そして、そのような場合には、2条1項1号の趣旨に照らし、商品の形態自体、同法条に言う「その他商品又は営業を表示するもの」に該当するものといえることは明らかである。」

(ナイロール眼鏡枠事件 東京地S48/3/9)


・要件

商品の形態が客観的に他の同種商品とは異なる顕著な特徴を有しており(特別顕著性)

②その形態が特定の事業者によって長期間独占的に使用され,又は極めて強力な宣伝広告や爆発的な販売実績等により需要者においてその形態を有する商品が特定の事業者の出所を表示するものとして周知になっていること(周知性)






・技術的形態除外説

「2条1項1号の趣旨は、商品の形態自体やそれによって達成される商品の機能を当該事業者に独占させることを目的とするものではないものの,商品の形態自体が上記「商品等表示」に該当し,当該商品の販売行為が同号に該当するとすると,その場合には,当該形態を有する商品の販売そのものが禁止されることになる。

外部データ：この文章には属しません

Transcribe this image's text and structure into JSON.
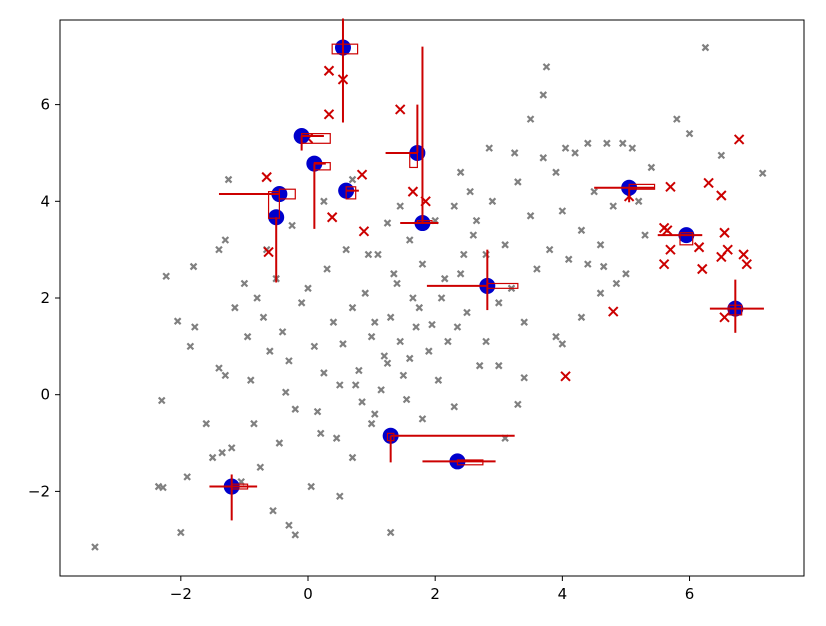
{
  "chart_data": {
    "type": "scatter",
    "title": "",
    "xlabel": "",
    "ylabel": "",
    "xlim": [
      -3.9,
      7.8
    ],
    "ylim": [
      -3.75,
      7.75
    ],
    "xticks": [
      -2,
      0,
      2,
      4,
      6
    ],
    "yticks": [
      -2,
      0,
      2,
      4,
      6
    ],
    "tick_labels_x": [
      "−2",
      "0",
      "2",
      "4",
      "6"
    ],
    "tick_labels_y": [
      "−2",
      "0",
      "2",
      "4",
      "6"
    ],
    "grid": false,
    "colors": {
      "background_points": "#808080",
      "centers": "#0000cc",
      "markers": "#cc0000",
      "error_bars": "#cc0000"
    },
    "series": [
      {
        "role": "background",
        "marker": "x",
        "points": [
          [
            -3.35,
            -3.15
          ],
          [
            -2.35,
            -1.9
          ],
          [
            -2.28,
            -1.92
          ],
          [
            -2.3,
            -0.12
          ],
          [
            -2.05,
            1.52
          ],
          [
            -2.23,
            2.45
          ],
          [
            -1.8,
            2.65
          ],
          [
            -1.85,
            1.0
          ],
          [
            -1.9,
            -1.7
          ],
          [
            -1.6,
            -0.6
          ],
          [
            -1.5,
            -1.3
          ],
          [
            -1.78,
            1.4
          ],
          [
            -1.4,
            0.55
          ],
          [
            -1.35,
            -1.2
          ],
          [
            -1.2,
            -1.1
          ],
          [
            -1.15,
            1.8
          ],
          [
            -1.0,
            2.3
          ],
          [
            -0.95,
            1.2
          ],
          [
            -0.9,
            0.3
          ],
          [
            -0.85,
            -0.6
          ],
          [
            -0.8,
            2.0
          ],
          [
            -0.7,
            1.6
          ],
          [
            -0.6,
            0.9
          ],
          [
            -0.5,
            2.4
          ],
          [
            -0.4,
            1.3
          ],
          [
            -0.3,
            0.7
          ],
          [
            -0.2,
            -0.3
          ],
          [
            -0.1,
            1.9
          ],
          [
            0.0,
            2.2
          ],
          [
            0.1,
            1.0
          ],
          [
            0.2,
            -0.8
          ],
          [
            0.3,
            2.6
          ],
          [
            0.4,
            1.5
          ],
          [
            0.5,
            0.2
          ],
          [
            0.6,
            3.0
          ],
          [
            0.7,
            1.8
          ],
          [
            0.8,
            0.5
          ],
          [
            0.9,
            2.1
          ],
          [
            1.0,
            1.2
          ],
          [
            1.1,
            2.9
          ],
          [
            1.2,
            0.8
          ],
          [
            1.3,
            1.6
          ],
          [
            1.4,
            2.3
          ],
          [
            1.5,
            0.4
          ],
          [
            1.6,
            3.2
          ],
          [
            1.7,
            1.4
          ],
          [
            1.8,
            2.7
          ],
          [
            1.9,
            0.9
          ],
          [
            2.0,
            3.6
          ],
          [
            2.1,
            2.0
          ],
          [
            2.2,
            1.1
          ],
          [
            2.3,
            3.9
          ],
          [
            2.4,
            2.5
          ],
          [
            2.5,
            1.7
          ],
          [
            2.6,
            3.3
          ],
          [
            2.7,
            0.6
          ],
          [
            2.8,
            2.9
          ],
          [
            2.9,
            4.0
          ],
          [
            3.0,
            1.9
          ],
          [
            3.1,
            3.1
          ],
          [
            3.2,
            2.2
          ],
          [
            3.3,
            4.4
          ],
          [
            3.4,
            1.5
          ],
          [
            3.5,
            3.7
          ],
          [
            3.6,
            2.6
          ],
          [
            3.7,
            4.9
          ],
          [
            3.8,
            3.0
          ],
          [
            3.9,
            1.2
          ],
          [
            4.0,
            3.8
          ],
          [
            4.1,
            2.8
          ],
          [
            4.2,
            5.0
          ],
          [
            4.3,
            3.4
          ],
          [
            4.4,
            2.7
          ],
          [
            4.5,
            4.2
          ],
          [
            4.6,
            3.1
          ],
          [
            4.7,
            5.2
          ],
          [
            4.8,
            3.9
          ],
          [
            5.0,
            2.5
          ],
          [
            5.2,
            4.0
          ],
          [
            5.4,
            4.7
          ],
          [
            5.8,
            5.7
          ],
          [
            6.0,
            5.4
          ],
          [
            6.25,
            7.18
          ],
          [
            6.5,
            4.95
          ],
          [
            7.15,
            4.58
          ],
          [
            3.75,
            6.78
          ],
          [
            3.7,
            6.2
          ],
          [
            3.5,
            5.7
          ],
          [
            4.05,
            5.1
          ],
          [
            3.9,
            4.6
          ],
          [
            1.3,
            -2.85
          ],
          [
            1.0,
            -0.6
          ],
          [
            0.7,
            -1.3
          ],
          [
            0.45,
            -0.9
          ],
          [
            -0.3,
            -2.7
          ],
          [
            -0.55,
            -2.4
          ],
          [
            -0.2,
            -2.9
          ],
          [
            0.05,
            -1.9
          ],
          [
            0.5,
            -2.1
          ],
          [
            -2.0,
            -2.85
          ],
          [
            -1.3,
            0.4
          ],
          [
            -0.65,
            3.0
          ],
          [
            -0.25,
            3.5
          ],
          [
            -1.3,
            3.2
          ],
          [
            -1.4,
            3.0
          ],
          [
            -1.25,
            4.45
          ],
          [
            0.25,
            4.0
          ],
          [
            0.7,
            4.45
          ],
          [
            1.8,
            -0.5
          ],
          [
            2.3,
            -0.25
          ],
          [
            2.8,
            1.1
          ],
          [
            3.0,
            0.6
          ],
          [
            3.3,
            -0.2
          ],
          [
            3.1,
            -0.9
          ],
          [
            4.0,
            1.05
          ],
          [
            3.4,
            0.35
          ],
          [
            1.15,
            0.1
          ],
          [
            1.55,
            -0.1
          ],
          [
            1.25,
            3.55
          ],
          [
            1.45,
            3.9
          ],
          [
            2.4,
            4.6
          ],
          [
            2.55,
            4.2
          ],
          [
            2.85,
            5.1
          ],
          [
            3.25,
            5.0
          ],
          [
            4.4,
            5.2
          ],
          [
            4.95,
            5.2
          ],
          [
            5.1,
            5.1
          ],
          [
            5.3,
            3.3
          ],
          [
            4.6,
            2.1
          ],
          [
            4.3,
            1.6
          ],
          [
            4.85,
            2.3
          ],
          [
            4.65,
            2.65
          ],
          [
            0.95,
            2.9
          ],
          [
            1.35,
            2.5
          ],
          [
            1.65,
            2.0
          ],
          [
            2.15,
            2.4
          ],
          [
            2.45,
            2.9
          ],
          [
            2.65,
            3.6
          ],
          [
            1.05,
            1.5
          ],
          [
            1.45,
            1.1
          ],
          [
            1.75,
            1.8
          ],
          [
            2.05,
            0.3
          ],
          [
            2.35,
            1.4
          ],
          [
            0.85,
            -0.15
          ],
          [
            -0.45,
            -1.0
          ],
          [
            -0.75,
            -1.5
          ],
          [
            -1.05,
            -1.8
          ],
          [
            -0.35,
            0.05
          ],
          [
            0.25,
            0.45
          ],
          [
            0.15,
            -0.35
          ],
          [
            0.55,
            1.05
          ],
          [
            0.75,
            0.2
          ],
          [
            1.05,
            -0.4
          ],
          [
            1.25,
            0.65
          ],
          [
            1.6,
            0.75
          ],
          [
            1.95,
            1.45
          ]
        ]
      },
      {
        "role": "local",
        "marker": "x",
        "points": [
          [
            0.55,
            6.52
          ],
          [
            0.33,
            6.7
          ],
          [
            0.33,
            5.8
          ],
          [
            1.45,
            5.9
          ],
          [
            0.0,
            5.3
          ],
          [
            -0.65,
            4.5
          ],
          [
            0.85,
            4.55
          ],
          [
            0.88,
            3.38
          ],
          [
            0.38,
            3.67
          ],
          [
            -0.62,
            2.95
          ],
          [
            1.65,
            4.2
          ],
          [
            1.85,
            4.0
          ],
          [
            5.7,
            4.3
          ],
          [
            5.05,
            4.1
          ],
          [
            6.3,
            4.38
          ],
          [
            6.5,
            4.12
          ],
          [
            5.6,
            3.45
          ],
          [
            5.65,
            3.4
          ],
          [
            5.7,
            3.0
          ],
          [
            6.15,
            3.05
          ],
          [
            6.55,
            3.35
          ],
          [
            6.6,
            3.0
          ],
          [
            6.85,
            2.9
          ],
          [
            6.9,
            2.7
          ],
          [
            6.5,
            2.85
          ],
          [
            5.6,
            2.7
          ],
          [
            6.2,
            2.6
          ],
          [
            6.78,
            5.28
          ],
          [
            6.55,
            1.6
          ],
          [
            4.8,
            1.72
          ],
          [
            4.05,
            0.38
          ]
        ]
      }
    ],
    "centers": [
      {
        "x": 0.55,
        "y": 7.18,
        "xerr": [
          0.0,
          0.0
        ],
        "yerr": [
          1.55,
          0.6
        ],
        "box": [
          0.38,
          7.05,
          0.78,
          7.25
        ]
      },
      {
        "x": -0.1,
        "y": 5.35,
        "xerr": [
          0.0,
          0.35
        ],
        "yerr": [
          0.3,
          0.0
        ],
        "box": [
          -0.1,
          5.2,
          0.35,
          5.4
        ]
      },
      {
        "x": 0.1,
        "y": 4.78,
        "xerr": [
          0.0,
          0.18
        ],
        "yerr": [
          1.35,
          0.0
        ],
        "box": [
          0.1,
          4.65,
          0.35,
          4.8
        ]
      },
      {
        "x": 1.72,
        "y": 5.0,
        "xerr": [
          0.5,
          0.0
        ],
        "yerr": [
          0.0,
          1.0
        ],
        "box": [
          1.6,
          4.7,
          1.72,
          5.0
        ]
      },
      {
        "x": -0.45,
        "y": 4.15,
        "xerr": [
          0.95,
          0.0
        ],
        "yerr": [
          0.0,
          0.0
        ],
        "box": [
          -0.45,
          4.05,
          -0.2,
          4.25
        ]
      },
      {
        "x": 0.6,
        "y": 4.22,
        "xerr": [
          0.0,
          0.2
        ],
        "yerr": [
          0.0,
          0.0
        ],
        "box": [
          0.6,
          4.05,
          0.75,
          4.3
        ]
      },
      {
        "x": -0.5,
        "y": 3.67,
        "xerr": [
          0.0,
          0.0
        ],
        "yerr": [
          1.35,
          0.0
        ],
        "box": [
          -0.62,
          3.65,
          -0.45,
          4.2
        ]
      },
      {
        "x": 1.8,
        "y": 3.55,
        "xerr": [
          0.35,
          0.25
        ],
        "yerr": [
          0.0,
          3.65
        ],
        "box": [
          1.72,
          3.55,
          1.95,
          3.6
        ]
      },
      {
        "x": 2.82,
        "y": 2.25,
        "xerr": [
          0.95,
          0.0
        ],
        "yerr": [
          0.5,
          0.75
        ],
        "box": [
          2.82,
          2.2,
          3.3,
          2.3
        ]
      },
      {
        "x": 5.05,
        "y": 4.28,
        "xerr": [
          0.55,
          0.4
        ],
        "yerr": [
          0.3,
          0.0
        ],
        "box": [
          5.05,
          4.25,
          5.45,
          4.35
        ]
      },
      {
        "x": 5.95,
        "y": 3.3,
        "xerr": [
          0.45,
          0.25
        ],
        "yerr": [
          0.0,
          0.0
        ],
        "box": [
          5.85,
          3.1,
          6.05,
          3.35
        ]
      },
      {
        "x": 6.72,
        "y": 1.78,
        "xerr": [
          0.4,
          0.45
        ],
        "yerr": [
          0.5,
          0.6
        ],
        "box": [
          6.62,
          1.65,
          6.82,
          1.85
        ]
      },
      {
        "x": 1.3,
        "y": -0.85,
        "xerr": [
          0.0,
          1.95
        ],
        "yerr": [
          0.55,
          0.0
        ],
        "box": [
          1.25,
          -0.95,
          1.35,
          -0.8
        ]
      },
      {
        "x": 2.35,
        "y": -1.38,
        "xerr": [
          0.55,
          0.6
        ],
        "yerr": [
          0.0,
          0.0
        ],
        "box": [
          2.35,
          -1.45,
          2.75,
          -1.35
        ]
      },
      {
        "x": -1.2,
        "y": -1.9,
        "xerr": [
          0.35,
          0.4
        ],
        "yerr": [
          0.7,
          0.25
        ],
        "box": [
          -1.2,
          -1.95,
          -0.95,
          -1.85
        ]
      }
    ]
  }
}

このような場合(略)、商品の形態が商品の技術的な機能及び効用を実現するため他の形態を選択する余地のない不可避な構成に由来するときは,結果的に,特許権等工業所有権制度によることなく,永久にその形態によって実現されるのと同一の機能及び効用を奏する同種の商品の販売が禁じられ,第三者の市場への参入を阻害し,これを特定の事業者に独占させることになる。このような形態が商品等表示に該当するとすると,結果的に,周知な商品等表示の有する出所表示機能を保護するというにとどまらず,商品の技術的な機能及び効用を第三者が商品として利用することを許さず,当該商品についての事業者間の公正な競争を制約することとなる。
したがって(略)、当該形態が商品の技術的な機能及び効用を実現するため他の形態を選択する余地のない不可避な構成に由来する場合には,これを工業所有権制度によることなく永久に特定の事業者に独占させることは相当ではないから,上記「商品等表示」として保護することはできないと解するのが相当である。」